‘Let me introduce you to that leg of mutton,’ said the Red Queen. ‘Alice—Mutton: Mutton—Alice.’ The leg of mutton got up in the dish and made a little bow to Alice; and Alice returned the bow, not knowing whether to be frightened or amused.
‘May I give you a slice?’ she said, taking up the knife and fork, and looking from one Queen to the other.
‘Certainly not,’ the Red Queen said, very decidedly: ‘it isn’t etiquette to cut anyone you’ve been introduced to. Remove the joint!’ And the waiters carried it off, and brought a large plum-pudding in its place.
‘I won’t be introduced to the pudding, please,’ Alice said, rather hastily, ‘or we shall get no dinner at all. May I give you some?’
But the Red Queen looked sulky, and growled ‘Pudding—Alice: Alice—Pudding. Remove the pudding!’ and the waiters took it away so quickly that Alice couldn’t return its bow.
However, she didn’t see why the Red Queen should be the only one to give orders; so, as an experiment, she called out ‘Waiter! Bring back the pudding!’ and there it was again in a moment, like a conjuring trick. It was so large that she couldn’t help feeling a little shy with it, as she had been with the mutton; however, she conquered her shyness by a great effort, and cut a slice and handed it to the Red Queen.
‘What impertinence!’ said the Pudding. ‘I wonder how you’d like it, if I were to cut a slice out of you, you creature!’ It spoke in a thick, suety sort of voice, and Alice hadn’t a word to say in reply: she could only sit and look at it and gasp…
This amusing extract from the popular book, written by Lewis Carol was evoked in my mind when I came across kabocha squash puddings at the local grocery store. These puddings were represented in a variety of flavors, except for the citrus one…Not a popular flavor in the continental America for some reasons, but I hope that it will change with time…

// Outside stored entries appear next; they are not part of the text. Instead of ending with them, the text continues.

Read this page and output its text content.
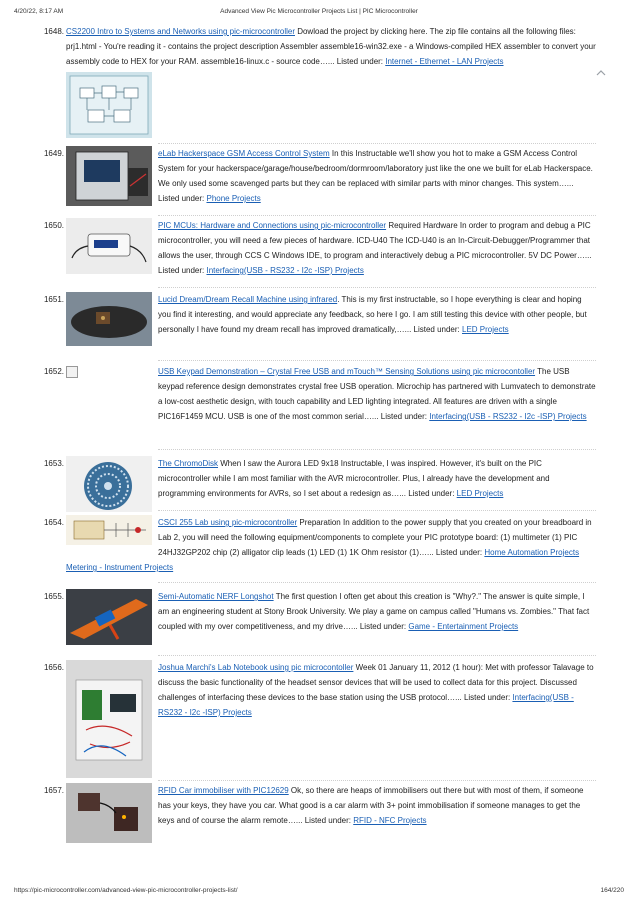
4/20/22, 8:17 AM	Advanced View Pic Microcontroller Projects List | PIC Microcontroller
1648. CS2200 Intro to Systems and Networks using pic-microcontroller Dowload the project by clicking here. The zip file contains all the following files: prj1.html - You're reading it - contains the project description Assembler assemble16-win32.exe - a Windows-compiled HEX assembler to convert your assembly code to HEX for your RAM. assemble16-linux.c - source code…... Listed under: Internet - Ethernet - LAN Projects
1649.	eLab Hackerspace GSM Access Control System In this Instructable we'll show you hot to make a GSM Access Control System for your hackerspace/garage/house/bedroom/dormroom/laboratory just like the one we built for eLab Hackerspace. We only used some scavenged parts but they can be replaced with similar parts with minor changes. This system…... Listed under: Phone Projects
1650.	PIC MCUs: Hardware and Connections using pic-microcontroller Required Hardware In order to program and debug a PIC microcontroller, you will need a few pieces of hardware. ICD-U40 The ICD-U40 is an In-Circuit-Debugger/Programmer that allows the user, through CCS C Windows IDE, to program and interactively debug a PIC microcontroller. 5V DC Power…... Listed under: Interfacing(USB - RS232 - I2c -ISP) Projects
1651.	Lucid Dream/Dream Recall Machine using infrared. This is my first instructable, so I hope everything is clear and hoping you find it interesting, and would appreciate any feedback, so here I go. I am still testing this device with other people, but personally I have found my dream recall has improved dramatically,…... Listed under: LED Projects
1652.	USB Keypad Demonstration – Crystal Free USB and mTouch™ Sensing Solutions using pic microcontoller The USB keypad reference design demonstrates crystal free USB operation. Microchip has partnered with Lumvatech to demonstrate a low-cost aesthetic design, with touch capability and LED lighting integrated. All features are driven with a single PIC16F1459 MCU. USB is one of the most common serial…... Listed under: Interfacing(USB - RS232 - I2c -ISP) Projects
1653.	The ChromoDisk When I saw the Aurora LED 9x18 Instructable, I was inspired. However, it's built on the PIC microcontroller while I am most familiar with the AVR microcontroller. Plus, I already have the development and programming environments for AVRs, so I set about a redesign as…... Listed under: LED Projects
1654.	CSCI 255 Lab using pic-microcontroller Preparation In addition to the power supply that you created on your breadboard in Lab 2, you will need the following equipment/components to complete your PIC prototype board: (1) multimeter (1) PIC 24HJ32GP202 chip (2) alligator clip leads (1) LED (1) 1K Ohm resistor (1)…... Listed under: Home Automation Projects
Metering - Instrument Projects
1655.	Semi-Automatic NERF Longshot The first question I often get about this creation is "Why?." The answer is quite simple, I am an engineering student at Stony Brook University. We play a game on campus called "Humans vs. Zombies." That fact coupled with my over competitiveness, and my drive…... Listed under: Game - Entertainment Projects
1656.	Joshua Marchi's Lab Notebook using pic microcontoller Week 01 January 11, 2012 (1 hour): Met with professor Talavage to discuss the basic functionality of the headset sensor devices that will be used to collect data for this project. Discussed challenges of interfacing these devices to the base station using the USB protocol…... Listed under: Interfacing(USB - RS232 - I2c -ISP) Projects
1657.	RFID Car immobiliser with PIC12629 Ok, so there are heaps of immobilisers out there but with most of them, if someone has your keys, they have you car. What good is a car alarm with 3+ point immobilisation if someone manages to get the keys and of course the alarm remote…... Listed under: RFID - NFC Projects
https://pic-microcontroller.com/advanced-view-pic-microcontroller-projects-list/	164/220
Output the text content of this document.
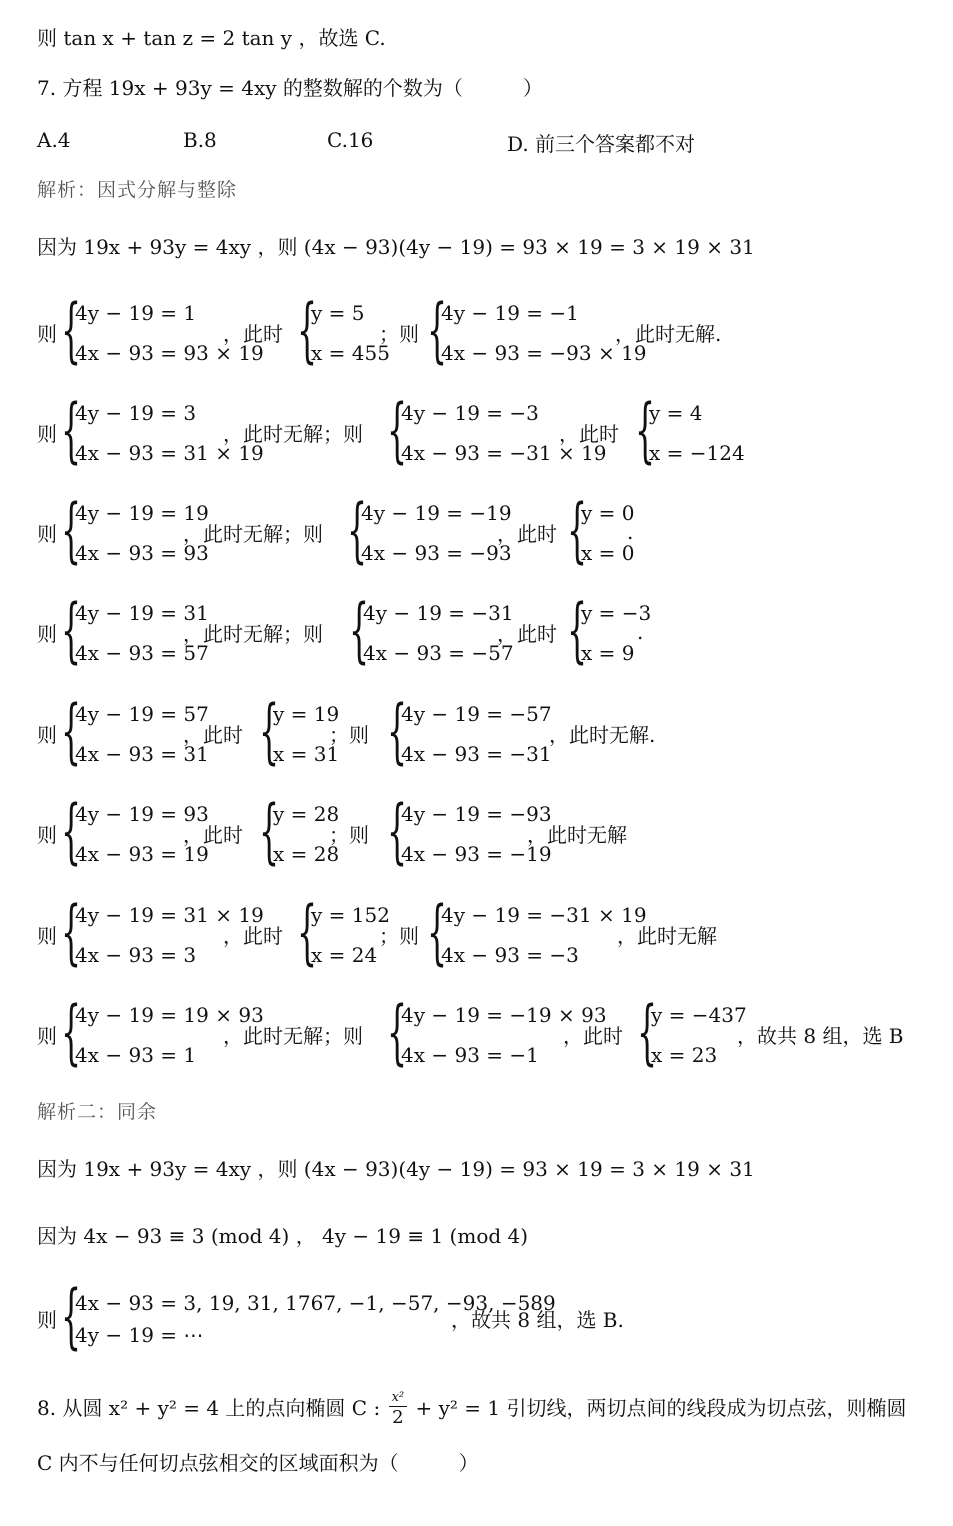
则 tan x + tan z = 2 tan y ，故选 C.
7. 方程 19x + 93y = 4xy 的整数解的个数为（　　　）
A.4	B.8	C.16	D. 前三个答案都不对
解析：因式分解与整除
因为 19x + 93y = 4xy ，则 (4x − 93)(4y − 19) = 93 × 19 = 3 × 19 × 31
则 {
4y − 19 = 1
4x − 93 = 93 × 19
，此时 {
y = 5
x = 455
；则 {
4y − 19 = −1
4x − 93 = −93 × 19
，此时无解.
则 {
4y − 19 = 3
4x − 93 = 31 × 19
，此时无解；则 {
4y − 19 = −3
4x − 93 = −31 × 19
，此时 {
y = 4
x = −124
则 {
4y − 19 = 19
4x − 93 = 93
，此时无解；则 {
4y − 19 = −19
4x − 93 = −93
，此时 {
y = 0
x = 0
.
则 {
4y − 19 = 31
4x − 93 = 57
，此时无解；则 {
4y − 19 = −31
4x − 93 = −57
，此时 {
y = −3
x = 9
.
则 {
4y − 19 = 57
4x − 93 = 31
，此时 {
y = 19
x = 31
；则 {
4y − 19 = −57
4x − 93 = −31
，此时无解.
则 {
4y − 19 = 93
4x − 93 = 19
，此时 {
y = 28
x = 28
；则 {
4y − 19 = −93
4x − 93 = −19
，此时无解
则 {
4y − 19 = 31 × 19
4x − 93 = 3
，此时 {
y = 152
x = 24
；则 {
4y − 19 = −31 × 19
4x − 93 = −3
，此时无解
则 {
4y − 19 = 19 × 93
4x − 93 = 1
，此时无解；则 {
4y − 19 = −19 × 93
4x − 93 = −1
，此时 {
y = −437
x = 23
，故共 8 组，选 B
解析二：同余
因为 19x + 93y = 4xy ，则 (4x − 93)(4y − 19) = 93 × 19 = 3 × 19 × 31
因为 4x − 93 ≡ 3 (mod 4) ， 4y − 19 ≡ 1 (mod 4)
则 {
4x − 93 = 3, 19, 31, 1767, −1, −57, −93, −589
4y − 19 = ⋯
，故共 8 组，选 B.
8. 从圆 x² + y² = 4 上的点向椭圆 C : $\frac{\text{x²}}{2} + y^2 = 1$ 引切线，两切点间的线段成为切点弦，则椭圆
C 内不与任何切点弦相交的区域面积为（　　　）
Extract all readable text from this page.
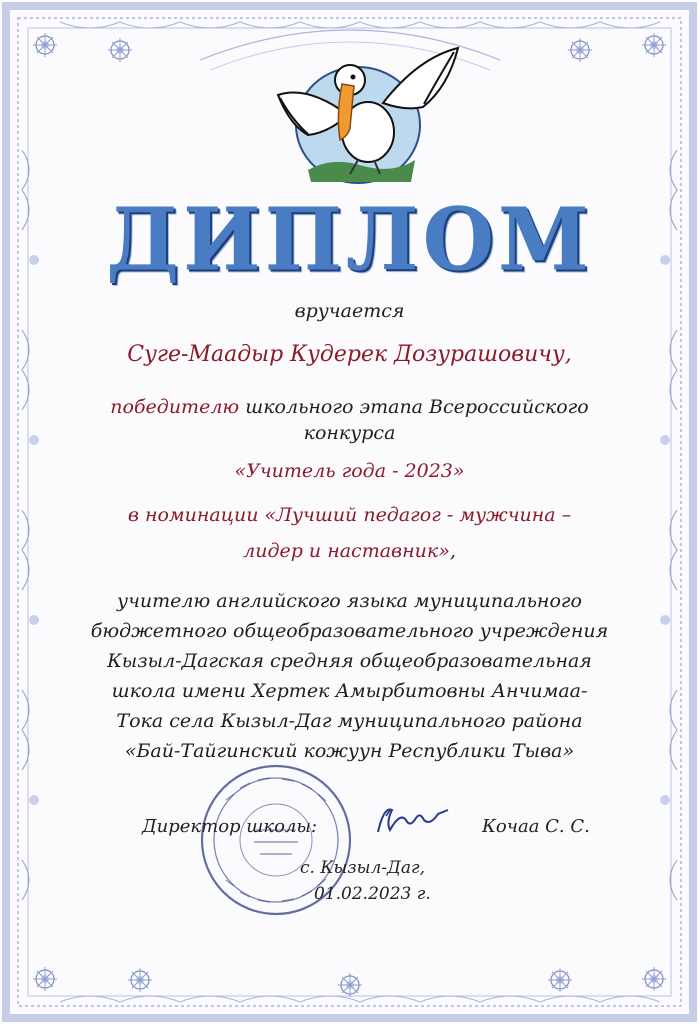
ДИПЛОМ
вручается
Суге-Маадыр Кудерек Дозурашовичу,
победителю школьного этапа Всероссийского
конкурса
«Учитель года - 2023»
в номинации «Лучший педагог - мужчина –
лидер и наставник»,
учителю английского языка муниципального
бюджетного общеобразовательного учреждения
Кызыл-Дагская средняя общеобразовательная
школа имени Хертек Амырбитовны Анчимаа-
Тока села Кызыл-Даг муниципального района
«Бай-Тайгинский кожуун Республики Тыва»
Директор школы:	Кочаа С. С.
с. Кызыл-Даг,
01.02.2023 г.
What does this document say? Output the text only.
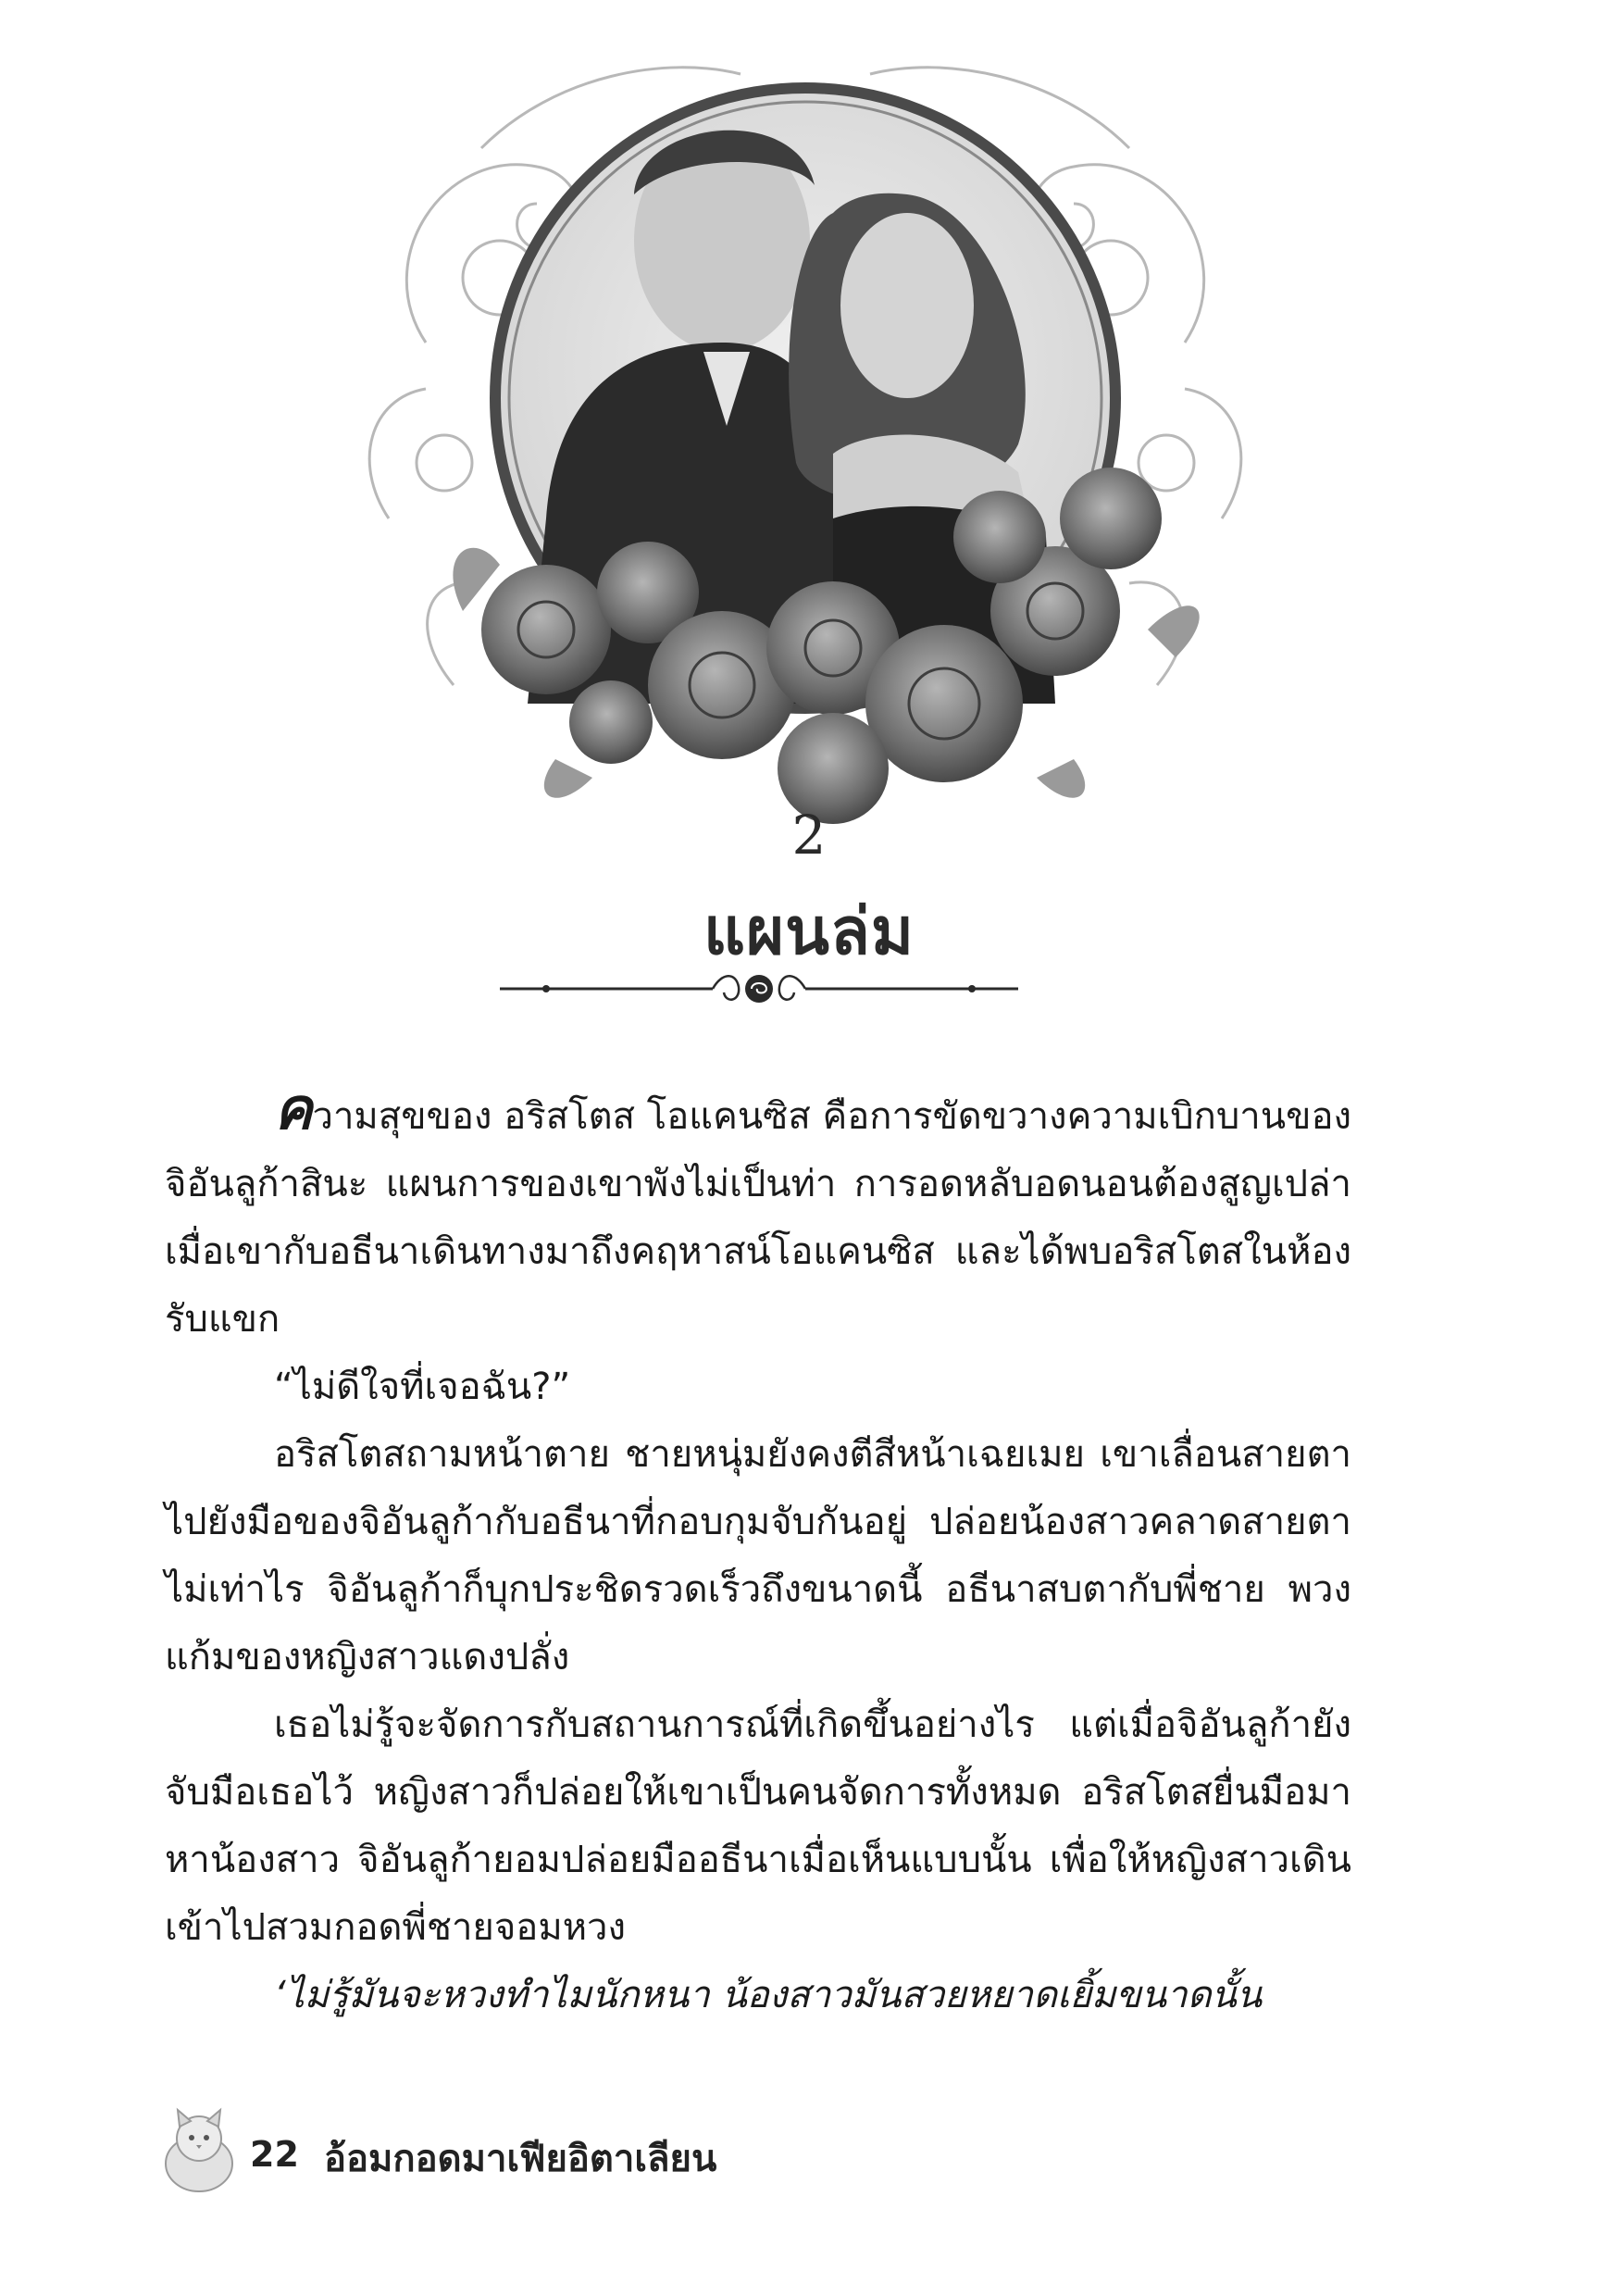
2
แผนล่ม

ความสุขของ อริสโตส โอแคนซิส คือการขัดขวางความเบิกบานของจิอันลูก้าสินะ แผนการของเขาพังไม่เป็นท่า การอดหลับอดนอนต้องสูญเปล่า เมื่อเขากับอธีนาเดินทางมาถึงคฤหาสน์โอแคนซิส และได้พบอริสโตสในห้องรับแขก

“ไม่ดีใจที่เจอฉัน?”

อริสโตสถามหน้าตาย ชายหนุ่มยังคงตีสีหน้าเฉยเมย เขาเลื่อนสายตาไปยังมือของจิอันลูก้ากับอธีนาที่กอบกุมจับกันอยู่ ปล่อยน้องสาวคลาดสายตาไม่เท่าไร จิอันลูก้าก็บุกประชิดรวดเร็วถึงขนาดนี้ อธีนาสบตากับพี่ชาย พวงแก้มของหญิงสาวแดงปลั่ง

เธอไม่รู้จะจัดการกับสถานการณ์ที่เกิดขึ้นอย่างไร แต่เมื่อจิอันลูก้ายังจับมือเธอไว้ หญิงสาวก็ปล่อยให้เขาเป็นคนจัดการทั้งหมด อริสโตสยื่นมือมาหาน้องสาว จิอันลูก้ายอมปล่อยมืออธีนาเมื่อเห็นแบบนั้น เพื่อให้หญิงสาวเดินเข้าไปสวมกอดพี่ชายจอมหวง

‘ไม่รู้มันจะหวงทำไมนักหนา น้องสาวมันสวยหยาดเยิ้มขนาดนั้น

22 อ้อมกอดมาเฟียอิตาเลียน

My taste buds crave citrus flavor, so nothing could stop me from creating an orange kabocha squash pudding! It’s been years since I’ve discovered that nearly all types of pumpkins and sweet potatoes benefit greatly from citrus flavor as in this recipe of mine. Therefore, I proceeded with making orange kabocha squash pudding by implementing my mom’s technique originated from fruit conservation, which was very popular during the Soviet times. In the past we used to conserve all fruits and vegetables, available during summer to enjoy them later on in winter, as we had a limited access to fresh produce at the time, which luckily included citrus fruits! And, already equipped with the conservation know-how we conserved oranges as well, to enjoy them throughout the year…
- 1 small kabocha squash*
- ¼ cup maple syrup or honey
- ⅓ cup orange juice
- 1 tablespoon orange zest
- 1 cup coconut milk
- 1 tablespoon arrowroot starch+3 tablespoons orange juice
- 1 teaspoon coconut oil, for greasing
- For gelatin egg:
- 1 tablespoon gelatin powder
- 1 tablespoon lukewarm water
- 2 tablespoons hot water
- Preheat the oven to 400F.
- Prepare the “bain marie” by half-filling a baking dish with water and placing it on the lower rack.
- Proceed by cutting the kabocha squash in half with a big knife. Scoop out the seeds, arrange the cut-side down on the baking sheet lined with a greased parchment paper and place it on the middle rack of the oven. Roast the squash for 40 minutes or until tender. Once the squash is cooked, remove it from the oven and let it cool until safe to handle. Scoop out 2 cups of its flesh and set aside. **
- In a medium size saucepan combine the maple syrup, orange juice and orange zest, bring to a boil, reduce the heat and simmer for 5 minutes.
- Sir in the coconut milk and kabocha squash puree and simmer while stirring from time to time. Taste for sweetness and adjust if needed.
- In a small bowl whisk together one tablespoon of the arrowroot starch with 3 tablespoons of orange juice. When the coconut-kabocha preparation is about to boil, stir in the arrowroot-orange mixture, remove the saucepan from the heat and pour the future pudding to the blender.
- Prepare the gelatin egg by mixing one tablespoon of gelatin powder with 1 tablespoon of lukewarm water, add 2 tablespoons of hot water and whisk vigorously until dissolved. Add the gelatin egg to the blender and blend everything until very smooth.
- Pour the pudding into individual serving bowls or ramekins and let it cool to a room temperature before transferring to the fridge. Once in the fridge let the pudding sit for at least one hour to allow it to set in.***
- Serve and enjoy!
**You can puree the kabocha squash in a food processor before adding to the recipe or use a ready-made puree (pumpkin, butternut squash or sweet potato puree all work great).
***It is a good idea to cover the pudding with a plastic wrap in order to prevent it from drying up.
Variations: Use meyer lemon or ordinary lemon instead of the orange. Besides, you can easily convert this orange kabocha squash pudding into panna cotta by reducing the amount of gelatin by half.